The 56-year-old Guzmán had by now become a legend in Mexico and the western hemisphere. He was a sort of criminal Achilles in scores of narco-corridos, ballads about drug kingpins – and even made it onto Forbes’ list of the world’s richest billionaires. His empire, which moved marijuana, cocaine, heroin and methamphetamine, stretched from the United States to Central America and became a gargantuan fixture of Mexico’s estimated $30 billion-a-year drug-trafficking industry.

And a bloody one as well – responsible for a large share of the more than 60,000 gangland-related murders that have rocked Mexico during the horrific drug cartel wars of the past decade. (U.S. drug consumption, lest we forget, bears the blame, too.)

Yet the question now is whether Guzmán’s capture will curb that bloodshed or simply exacerbate it. One factor that may finally have led to his arrest was the fact that many of his generals had themselves been nabbed or had split with him amid intra-cartel disputes.

Arrests of other Mexican cartel bosses in recent years have all too often resulted in vicious turf wars. With Guzmán behind bars again, cartel watchers like Grillo worry the same could erupt inside the Sinaloa organization – only to a more intense degree given its wealth and muscle.

“This could cause an earthquake inside Mexican organized crime circles,” says Grillo.

Or, he and other analysts add, it might not, for one simple reason: For all the terror Guzmán inspired – and in Sinaloa strongholds like Culiacán that narco-barbarism is very real – experts say his gang is actually a more traditional Mexican cartel, in that it tends to view too much blood as bad for business.
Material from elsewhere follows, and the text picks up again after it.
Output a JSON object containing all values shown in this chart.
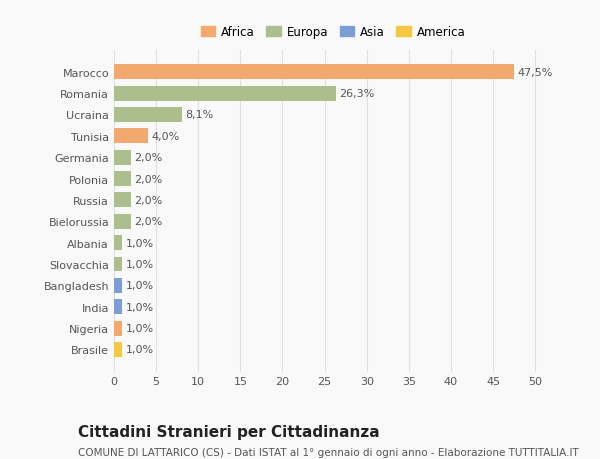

Guzmán, in fact, often employed the narco-equivalent of publicity agents to argue in Mexican media or even on makeshift billboards that he was not of the whack-bloodthirsty ilk that headed up newer gangs like the Zetas. That group, which was founded by former Mexican army commandos and made ghastly beheadings its calling card, emerged as the Sinaloa Cartel’s fiercest rival in the 2000s.

In that regard, the 2012 killing of Zetas boss Heriberto Lazcano – a.k.a El Verdugo, or “Executioner” – at the hands of the same Marines who hauled in Guzmán may have had more of an impact on stemming violence.

An equally important consideration is whether Guzmán’s arrest marks a turning point for rule of law in Mexico. Or will it be another major kingpin collar that Mexican officials so often use to make the world believe the country is headed toward reform, but which results in little if any change inside its venal and inept police and judicial systems?

That’s why the Mazatlán operation is especially important for Mexican President Enrique Peña Nieto and his Institutional Revolutionary Party (PRI). The PRI ruled Mexico as a one-party dictatorship for 71 years, but finally lost power in 2000 in no small part because of its own notorious coziness with drug lords.

When Peña Nieto brought the PRI back to power in 2012, he had to convince Mexicans that his party was no longer soft on los narcos.

Getting Shorty will help. Following up Shorty’s capture with real rule-of-law modernization in Mexico would be even better.